Thank you. That's what I wanted to do, but wasn't sure if there is any other reason then simplicity.


----------



## smokerjim (Dec 12, 2019)

what  Aaron said, you could definitely just use wood, I think a lot people use charcoal to get a faster and more consistent heat and just add some wood chunks for smoke.


----------



## Pinback78 (Dec 12, 2019)

smokerjim said:


> what  Aaron said, you could definitely just use wood, I think a lot people use charcoal to get a faster and more consistent heat and just add some wood chunks for smoke.


That's what I am doing on the Weber Kettle, and in my eyes to whole idea to the Offset Smoker is to use wood only.  I maybe will try both and see what works better for me. 

Thabk you


----------



## Hawging It (Dec 12, 2019)

It's easier using charcoal. 1 bag  will last you many cooks. I start with  less than 1/2 of a chimney.  Get the coals ashed over then pour them in the fire box. Then I add what ever splits I'm using for the cook. Very quickly I have my splits burning and I'm ready to go.


----------



## fowldarr (Dec 12, 2019)

I do it like Hawging It.  Just use the coals to get a good base going, and then run on wood after that.


----------



## phathead69 (Dec 15, 2019)

I have used a small chimney of charcol to start but 95% of time I split a split down to finger sized kindling and propane torch to start it. Like building any fire starting small adding little bigger as I go. All roads like to Que.


----------



## Dantij (Dec 17, 2019)

I use mostly wood when starting my fires.  I'll add a big handful of charcoal about 20 minutes before I throw food on.  The charcoal added in allows for a nice long burn before I have to add wood for refueling.


----------



## offset1945 (Dec 21, 2019)

I will never use charcoal, I will use plain untreated butcher paper soaked in oil or kindling, or a combination of both.
If your wood is seasoned properly this is all you need.


----------



## raymo76 (Jan 4, 2020)

I too enjoy a purist approach of using only wood. It’s really not much more difficult than lighting a chimney full of lump/briquettes. I just light it the way I saw my grandpa light the fireplace. A little bit of old newspaper and some small twig sized pieces plus maybe one or two kindling sticks. Let that light up good then slowly add more kindling. Once I know I have a good fire I’ll add 1-2 splits, let that catch good and add more splits then let it all burn down to a hot bed of coals to sustain my cook.
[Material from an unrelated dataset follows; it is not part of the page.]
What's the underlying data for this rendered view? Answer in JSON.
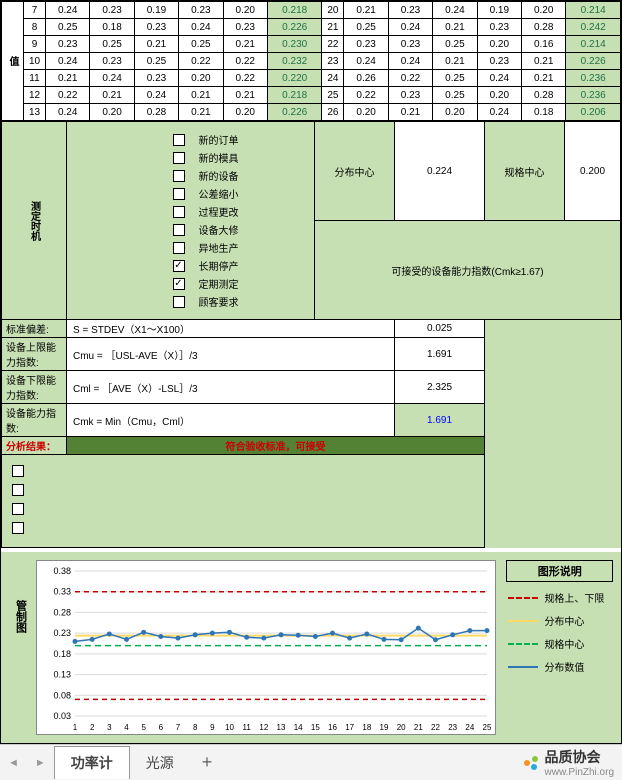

Once all my logs are lit good I’ll close my cook chamber door down almost completely, I’ll leave a latch in the way so it will create a strong draft. Once the cooker is drafting good I’ll lock the cook door down with my exhaust wide open. After a few minutes of drafting I’ll close my fire box door and slowly start to damper down my intake to where I want it, no sudden drastic airflow changes. I shoot for a temperature about 25-50 degrees hotter than what I want to cook at.

This gives the steel ample time to heat up while my bed of coals is forming. Once I add the fresh meat the cooker will settle in nicely. After that it’s basically feed the fire as needed.


----------